Climate change and permafrost

Resumo

Efforts to extract a Greenland ice core with a complete record of the Eemian interglacial (130,000 to 115,000 years ago) have until now been unsuccessful. The response of the Greenland ice sheet to the warmer-than-present climate of the Eemian has thus remained unclear. Here we present the new North Greenland Eemian Ice Drilling (‘NEEM’) ice core and show only a modest ice-sheet response to the strong warming in the early Eemian. We reconstructed the Eemian record from folded ice using globally homogeneous parameters known from dated Greenland and Antarctic ice-core records. On the basis of water stable isotopes, NEEM surface temperatures after the onset of the Eemian (126,000 years ago) peaked at 8 ± 4 degrees Celsius above the mean of the past millennium, followed by a gradual cooling that was probably driven by the decreasing summer insolation. Between 128,000 and 122,000 years ago, the thickness of the northwest Greenland ice sheet decreased by 400 ± 250 metres, reaching surface elevations 122,000 years ago of 130 ± 300 metres lower than the present.

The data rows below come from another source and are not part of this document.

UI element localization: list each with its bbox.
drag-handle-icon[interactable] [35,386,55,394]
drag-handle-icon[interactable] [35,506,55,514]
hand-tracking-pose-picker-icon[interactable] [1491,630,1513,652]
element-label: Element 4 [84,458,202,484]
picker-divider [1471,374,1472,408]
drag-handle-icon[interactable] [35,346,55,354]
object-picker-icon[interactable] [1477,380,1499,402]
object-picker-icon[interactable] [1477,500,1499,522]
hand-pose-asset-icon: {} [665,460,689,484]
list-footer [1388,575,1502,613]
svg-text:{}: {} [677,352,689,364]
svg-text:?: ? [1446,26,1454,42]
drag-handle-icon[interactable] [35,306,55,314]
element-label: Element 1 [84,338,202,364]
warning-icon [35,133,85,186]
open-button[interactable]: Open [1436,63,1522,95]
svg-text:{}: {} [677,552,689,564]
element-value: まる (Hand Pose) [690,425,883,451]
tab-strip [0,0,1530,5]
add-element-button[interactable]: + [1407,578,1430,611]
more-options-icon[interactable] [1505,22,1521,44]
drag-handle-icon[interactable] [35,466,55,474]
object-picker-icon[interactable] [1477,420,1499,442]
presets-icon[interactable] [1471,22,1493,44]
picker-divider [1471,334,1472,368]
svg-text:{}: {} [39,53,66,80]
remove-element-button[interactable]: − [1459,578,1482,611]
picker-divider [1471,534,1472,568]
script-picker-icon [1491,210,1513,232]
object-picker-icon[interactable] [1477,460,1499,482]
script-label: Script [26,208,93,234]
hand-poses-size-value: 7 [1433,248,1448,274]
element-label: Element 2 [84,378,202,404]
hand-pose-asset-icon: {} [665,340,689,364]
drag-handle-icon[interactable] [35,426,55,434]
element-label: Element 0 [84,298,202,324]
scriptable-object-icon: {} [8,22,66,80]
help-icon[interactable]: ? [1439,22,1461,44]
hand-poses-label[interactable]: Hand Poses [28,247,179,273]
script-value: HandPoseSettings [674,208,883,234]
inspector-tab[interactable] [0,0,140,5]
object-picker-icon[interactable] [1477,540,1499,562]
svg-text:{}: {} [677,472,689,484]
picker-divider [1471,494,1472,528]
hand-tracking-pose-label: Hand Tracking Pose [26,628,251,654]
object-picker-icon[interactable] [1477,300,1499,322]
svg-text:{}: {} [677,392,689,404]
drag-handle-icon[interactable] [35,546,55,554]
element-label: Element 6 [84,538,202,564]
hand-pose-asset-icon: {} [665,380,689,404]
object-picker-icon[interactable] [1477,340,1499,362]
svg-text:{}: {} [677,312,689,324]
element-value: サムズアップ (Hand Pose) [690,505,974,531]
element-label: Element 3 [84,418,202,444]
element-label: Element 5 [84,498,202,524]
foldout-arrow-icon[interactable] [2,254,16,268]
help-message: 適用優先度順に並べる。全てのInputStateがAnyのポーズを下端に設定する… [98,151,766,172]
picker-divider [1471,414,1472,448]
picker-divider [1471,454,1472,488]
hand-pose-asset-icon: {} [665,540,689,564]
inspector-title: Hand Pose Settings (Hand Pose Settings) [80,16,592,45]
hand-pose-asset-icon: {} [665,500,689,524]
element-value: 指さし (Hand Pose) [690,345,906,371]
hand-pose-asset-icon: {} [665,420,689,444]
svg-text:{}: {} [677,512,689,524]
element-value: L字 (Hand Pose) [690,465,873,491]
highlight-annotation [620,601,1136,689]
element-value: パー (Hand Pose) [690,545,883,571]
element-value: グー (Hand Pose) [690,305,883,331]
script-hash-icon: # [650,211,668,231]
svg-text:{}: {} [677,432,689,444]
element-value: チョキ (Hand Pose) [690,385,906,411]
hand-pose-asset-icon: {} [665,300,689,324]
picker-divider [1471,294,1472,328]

Extensive surface melt occurred at the NEEM site during the Eemian, a phenomenon witnessed when melt layers formed again at NEEM during the exceptional heat of July 2012. With additional warming, surface melt might become more common in the future. Reconstruction of the Eemian interglacial from the new NEEM ice core shows that in spite of a climate warmer by eight degrees Celsius in Northern Greenland than that of the past millennium, the ice here was only a few hundred metres lower than its present level. The Greenland ice sheet is losing mass and contributing to ongoing sea level rise, but an incomplete understanding of its changes during the last interglacial 130,000–115,000 years ago, termed the Eemian, have hampered firm predictions. Now an international team has successfully reconstructed the Eemian climate record from the new NEEM ice core. The record shows that in spite of a climate 8 °C warmer than that of the past millennium, the thickness of the ice sheet decreased by only a few hundred metres. In addition, the ice core shows that there was significant surface melt in the north-central parts of the ice sheet during the Eemian, conditions we might soon see again, as demonstrated by melt layers formed at NEEM by the warm temperatures observed over Greenland in July 2012.